Although Tolkien is primarily known as a writer and a myth maker, he was just as obsessed with drawing and painting. As an amateur visual artist, he drew and painted his drawings and illustrations in the same minute detail as he did in his mythology. Probably the neatest phrasing of his creative process can be read in the short story Leaf, by Niggle – the only work of his which was written, as he stated later, almost at one go, in a few hours, and he didn’t have to rewrite it again and again as he did for so with his other works. The protagonist of the story, Niggle, is a painter, “not a very successful one, partly because he had many other things to do. Most of these things he thought were a nuisance; but he did them fairly well when he could not get out of them: which (in his opinion) was far too often. … He had a number of pictures on hand; most of them were too large and ambitious for his skill. He was the sort of painter who can paint leaves better than trees.
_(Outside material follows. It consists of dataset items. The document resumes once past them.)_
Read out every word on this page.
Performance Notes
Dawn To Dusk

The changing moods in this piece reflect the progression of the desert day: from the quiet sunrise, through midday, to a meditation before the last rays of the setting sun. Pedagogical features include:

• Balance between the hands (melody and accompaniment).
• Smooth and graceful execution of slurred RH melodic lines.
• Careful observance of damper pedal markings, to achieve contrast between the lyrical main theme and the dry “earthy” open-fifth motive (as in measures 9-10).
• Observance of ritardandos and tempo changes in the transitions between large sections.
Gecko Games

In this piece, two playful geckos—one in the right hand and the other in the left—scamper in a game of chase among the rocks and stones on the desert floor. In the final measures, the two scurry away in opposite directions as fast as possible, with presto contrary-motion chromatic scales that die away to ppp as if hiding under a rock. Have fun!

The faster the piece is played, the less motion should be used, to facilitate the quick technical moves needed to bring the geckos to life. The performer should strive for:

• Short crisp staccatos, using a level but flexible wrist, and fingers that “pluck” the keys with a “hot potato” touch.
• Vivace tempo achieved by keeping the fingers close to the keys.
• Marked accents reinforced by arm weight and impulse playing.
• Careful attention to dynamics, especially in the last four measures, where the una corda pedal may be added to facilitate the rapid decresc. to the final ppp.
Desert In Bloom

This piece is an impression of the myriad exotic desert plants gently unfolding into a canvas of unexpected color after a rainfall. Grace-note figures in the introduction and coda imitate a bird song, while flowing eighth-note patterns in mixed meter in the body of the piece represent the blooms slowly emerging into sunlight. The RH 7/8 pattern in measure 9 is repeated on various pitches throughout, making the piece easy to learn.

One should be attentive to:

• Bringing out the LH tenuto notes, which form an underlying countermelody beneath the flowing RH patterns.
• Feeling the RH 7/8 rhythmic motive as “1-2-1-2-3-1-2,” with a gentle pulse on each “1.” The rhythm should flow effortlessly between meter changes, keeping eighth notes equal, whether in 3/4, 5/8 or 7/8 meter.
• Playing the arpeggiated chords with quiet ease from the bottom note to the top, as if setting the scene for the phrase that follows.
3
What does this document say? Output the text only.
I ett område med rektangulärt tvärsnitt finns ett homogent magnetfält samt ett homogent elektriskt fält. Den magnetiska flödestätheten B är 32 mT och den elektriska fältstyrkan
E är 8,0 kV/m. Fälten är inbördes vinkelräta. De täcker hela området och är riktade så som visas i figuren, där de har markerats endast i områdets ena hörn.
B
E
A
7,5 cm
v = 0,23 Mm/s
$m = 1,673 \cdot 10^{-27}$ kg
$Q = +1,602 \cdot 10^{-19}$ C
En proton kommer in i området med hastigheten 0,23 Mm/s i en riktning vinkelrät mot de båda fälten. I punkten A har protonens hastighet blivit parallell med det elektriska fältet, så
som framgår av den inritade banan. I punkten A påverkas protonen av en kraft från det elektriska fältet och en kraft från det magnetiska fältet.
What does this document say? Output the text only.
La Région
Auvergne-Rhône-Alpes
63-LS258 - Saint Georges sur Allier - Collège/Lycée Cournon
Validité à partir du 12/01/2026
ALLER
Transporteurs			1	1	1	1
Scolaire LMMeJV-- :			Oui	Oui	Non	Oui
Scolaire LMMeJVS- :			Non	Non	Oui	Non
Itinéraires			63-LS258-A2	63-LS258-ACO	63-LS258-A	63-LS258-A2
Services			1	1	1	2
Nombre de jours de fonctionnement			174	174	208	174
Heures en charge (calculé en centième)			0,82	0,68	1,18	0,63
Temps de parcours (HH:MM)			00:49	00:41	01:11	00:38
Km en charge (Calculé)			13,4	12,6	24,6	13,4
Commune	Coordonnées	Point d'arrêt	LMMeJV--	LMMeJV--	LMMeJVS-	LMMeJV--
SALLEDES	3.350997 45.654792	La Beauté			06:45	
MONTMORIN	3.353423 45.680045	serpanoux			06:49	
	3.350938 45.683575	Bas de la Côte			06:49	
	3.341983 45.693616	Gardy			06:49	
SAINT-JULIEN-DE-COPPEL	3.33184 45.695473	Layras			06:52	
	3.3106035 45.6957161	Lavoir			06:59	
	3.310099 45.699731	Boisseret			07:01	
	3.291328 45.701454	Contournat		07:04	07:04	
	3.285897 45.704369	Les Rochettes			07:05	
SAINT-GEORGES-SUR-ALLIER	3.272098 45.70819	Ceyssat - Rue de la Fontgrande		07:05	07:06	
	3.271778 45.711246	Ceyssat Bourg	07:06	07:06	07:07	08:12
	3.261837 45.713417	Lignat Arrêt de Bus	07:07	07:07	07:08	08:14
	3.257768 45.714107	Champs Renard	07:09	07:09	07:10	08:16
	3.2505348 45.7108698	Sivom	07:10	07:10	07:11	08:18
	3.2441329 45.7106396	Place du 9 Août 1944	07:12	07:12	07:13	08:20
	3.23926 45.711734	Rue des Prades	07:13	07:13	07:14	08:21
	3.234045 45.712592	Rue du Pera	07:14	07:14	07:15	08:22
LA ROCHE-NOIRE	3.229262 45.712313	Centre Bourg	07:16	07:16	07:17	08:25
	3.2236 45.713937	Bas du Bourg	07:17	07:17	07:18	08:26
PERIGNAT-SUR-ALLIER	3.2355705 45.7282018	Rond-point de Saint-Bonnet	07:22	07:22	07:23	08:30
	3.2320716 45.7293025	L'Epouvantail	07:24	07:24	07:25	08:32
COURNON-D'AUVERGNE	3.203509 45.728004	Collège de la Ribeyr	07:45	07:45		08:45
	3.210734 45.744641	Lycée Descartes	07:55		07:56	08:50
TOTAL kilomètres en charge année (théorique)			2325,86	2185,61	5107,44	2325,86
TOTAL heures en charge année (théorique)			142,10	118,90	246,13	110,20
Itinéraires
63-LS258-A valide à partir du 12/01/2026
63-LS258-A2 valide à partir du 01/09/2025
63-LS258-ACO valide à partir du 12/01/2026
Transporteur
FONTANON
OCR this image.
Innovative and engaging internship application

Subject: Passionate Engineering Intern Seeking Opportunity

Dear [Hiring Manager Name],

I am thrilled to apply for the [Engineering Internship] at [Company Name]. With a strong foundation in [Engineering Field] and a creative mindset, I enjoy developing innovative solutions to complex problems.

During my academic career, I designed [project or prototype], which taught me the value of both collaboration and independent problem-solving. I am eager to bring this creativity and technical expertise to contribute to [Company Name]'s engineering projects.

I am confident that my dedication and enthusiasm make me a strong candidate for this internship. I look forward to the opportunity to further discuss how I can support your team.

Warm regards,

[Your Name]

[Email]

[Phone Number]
He used to spend a long time on a single leaf, trying to catch its shape, and its sheen, and the glistening of dewdrops on its edges. Yet he wanted to paint a whole tree, with all of its leaves in the same style, and all of them different.”
Of course, most of Tolkien’s drawings are connected with his writings and his own mythology of Middle Earth in particular, on which he worked his entire life. But he liked to draw and paint in general, too. He made sketches of everyday family life in 1918, when he and his wife and their son, still a baby, could be together for a longer period of time, after a period in their first years of marriage when they were separated by the war. He made paintings to accompany the letters that he wrote to his sons in the name of Father Christmas between 1920 and 1943. And he drew various doodles on the sheets of The Times and the Daily Telegraph beside the crossword puzzle, maybe with a similar absent-mindedness with which he wrote the very first line of The Hobbit on the back of a school certificate. The recent exhibition of the Bodleian Library of Oxford – which is currently on display in Paris until 16 February – gives a comprehensive picture of these drawings and illustrations, among other aspects of Tolkien’s life.
However, the most heartwarming commentary on Tolkien’s visual arts – and on the author himself – is that anecdote which was recalled by his third son and executor of his father’s literary heritage, Christopher, the opening of the exhibition of Aubusson tapestries based on Tolkien’s illustrations at the former Cistercian abbey of Thoronet in January last year:
“I should explain that my father used to work very very late at night, for his painting and writing. And I, when I was very very young, very very very young, at night I used to worry about my father, in that way: was he still alive? One night when the whole house was silent I went downstairs to find my father and there he was. I was so relieved, poor little idiot, I started to cry and one of the tears, one tear but a substantial one, fell on the painting. Imagine that! But my father wasn't angry at all. What he did was, he got his small paintbrush and he rubbed out every trace of the tear. And he had to change the leaves in the tree a little bit, because the tear had fallen on the beautiful tree in the background. The title of the painting is «Rivendell».”